Buying a 32 Inch Widescreen TV Comes With Too Much Jargon - Discover What It All Means

When you come to buy a new 32 inch widescreen TV, new terms are thrown around like they are going out of fashion! Discovering what they all mean could save you from making an expensive purchasing mistake.

So here, for your viewing delight (maybe!) is a list of features commonly called out by manufacturers of modern TV's.

  • HD - High Definition. Bigger, faster, better than old-style telly, right?
  • HD Ready - An indicator that the tv is capable of the lowest high resolution standard. This is also commonly referred to as 720p, see below for what this means in itself.
  • Full HD - A higher resolution standard than 720p, supported by many of the newer 32 inch widescreen tvs. This can be either 1080i or 1080p, again see below for these definitions.
  • HDMI (High Definition Multimedia Interface) - A connection standard. This is one of the ways to get a signal into your tv from other sources, like DVD's, set-top boxes and Blu-ray players. This connection standard defines what cables you will need and provides a better quality, digital connection than earlier cable types like SCART. Some TV manufacturers are using this connectivity to all home devices to be controlled by one handset - so the more you have, the less likely you are to be caught out!
  • Dynamic Contrast - An LCD TV can show a range of brightnesses from light to dark, but the maximum available in most devices is a range of 1:1000 (the brightest is 1000 times brighter than the darkest). Unfortunately, the human eye can cope with a much bigger range (something like 1:20,000) and so TV images don't look as rich as the real thing.
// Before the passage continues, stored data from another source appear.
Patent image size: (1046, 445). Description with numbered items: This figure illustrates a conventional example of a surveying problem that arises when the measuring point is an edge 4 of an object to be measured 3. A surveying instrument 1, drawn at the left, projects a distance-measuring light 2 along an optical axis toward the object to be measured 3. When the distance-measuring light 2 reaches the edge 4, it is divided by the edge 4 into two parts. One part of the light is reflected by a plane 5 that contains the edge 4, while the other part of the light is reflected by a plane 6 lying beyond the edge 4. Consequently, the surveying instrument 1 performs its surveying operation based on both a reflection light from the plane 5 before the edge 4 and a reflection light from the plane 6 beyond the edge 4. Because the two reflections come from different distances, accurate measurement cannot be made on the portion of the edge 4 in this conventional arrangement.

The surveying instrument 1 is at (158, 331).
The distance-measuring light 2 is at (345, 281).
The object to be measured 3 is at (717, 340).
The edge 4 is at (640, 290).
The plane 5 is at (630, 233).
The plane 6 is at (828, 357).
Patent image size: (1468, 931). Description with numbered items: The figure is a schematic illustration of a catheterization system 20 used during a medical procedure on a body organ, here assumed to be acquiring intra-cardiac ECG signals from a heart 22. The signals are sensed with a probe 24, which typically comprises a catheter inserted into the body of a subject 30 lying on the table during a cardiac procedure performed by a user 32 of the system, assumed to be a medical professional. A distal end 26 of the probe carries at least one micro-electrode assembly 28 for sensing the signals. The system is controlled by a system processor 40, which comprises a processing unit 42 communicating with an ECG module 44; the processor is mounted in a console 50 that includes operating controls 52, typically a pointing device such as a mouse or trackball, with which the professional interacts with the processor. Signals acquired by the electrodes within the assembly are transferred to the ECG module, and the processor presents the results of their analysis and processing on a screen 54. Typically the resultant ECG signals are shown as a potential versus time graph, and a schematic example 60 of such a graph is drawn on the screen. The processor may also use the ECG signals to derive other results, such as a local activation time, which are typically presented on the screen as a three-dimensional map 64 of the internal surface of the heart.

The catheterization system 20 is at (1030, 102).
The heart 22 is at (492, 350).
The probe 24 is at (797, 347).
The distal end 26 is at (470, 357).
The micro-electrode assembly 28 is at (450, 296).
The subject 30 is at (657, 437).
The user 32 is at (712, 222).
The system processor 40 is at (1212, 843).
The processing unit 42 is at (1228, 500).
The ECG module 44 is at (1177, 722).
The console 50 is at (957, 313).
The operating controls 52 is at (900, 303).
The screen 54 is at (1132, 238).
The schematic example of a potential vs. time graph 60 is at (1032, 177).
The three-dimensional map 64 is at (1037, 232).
Manufacturers try to get round this by working out if the picture is mainly light (or mainly dark) and moving their 1:1000 "window" of brightnesses up or down that bigger scale. This helps to give better results for the human eye.
  • High Refresh Rate - An LCD screen needs to have the picture sent to it many times a second to get the appearance of a moving image. The problem comes when the "pixels" that make up the picture fade away very slowly compared to how the image is changing. This produces a kind of blurring. Screens with high refresh rates have pixels that turn on and off very quickly, helping to eliminate that problem.
  • High Frame Rate - Related to the previous point. An image is usually only updated 50 times a second (or 50Hz) on your screen. For fast-moving action, this might mean that a Ball (for example) has moved many pixels in the time in between - giving a jerky feel to the flow. TV's offering a high frame rate try to cheat this limitation of the signal. They slide extra frames in between the normal 50 a second and cleverly calculate where the ball will have gone half-way between the normal frames.
  • Freeview - Free to air broadcast of channels. This will replace the normal aerial-based channels - but still provides all the channels most people are used to, while expanding the choice.
  • FreeSat - Similar to Freeview. FreeSat delivers its signal through a satellite dish and this is an extra cost in setting up this kind of TV. True High Definition channels are already being sent through this method.
  • Optical Audio Output - A way to get the audio signal from your TV to a larger home-entertainment system. Audio purists will use this method to get a very clean signal.
  • 720p - The lowest HD standard. Provides a screen picture which is 1280x720 pixels (that is, the height of the image is 720 pixels). The "P" stands for "Progressive". This means that the image is built in one continuous flow of pixels from top to bottom one line at a time with no gaps between
  • 1080p - Regarded as Full HD. In this case, the image is 1920x1080 pixels. The "P" version is the same as that for 720p. If you see 1080i, this means "interlaced". This works the same way as an old style TV, where every other line is sent to the screen then the others are sent, interleaving with the first ones. Your eyes see this as a solid picture, but many regard it as an inferior picture standard to 1080p
  • LED TV - These newer models are actually still LCD televisions but they use white LED light to shine through the LCD to provide the brightness. They bring significant power savings and better localised contrast to the screens. They are also thinner than normal 32 inch widescreen TVs.
  • OLED TV - Very rare so far. These are true LED based televisions, where every pixel is actually an LED that can turn on or off for itself. They provide extremely high contrast levels and even more power savings.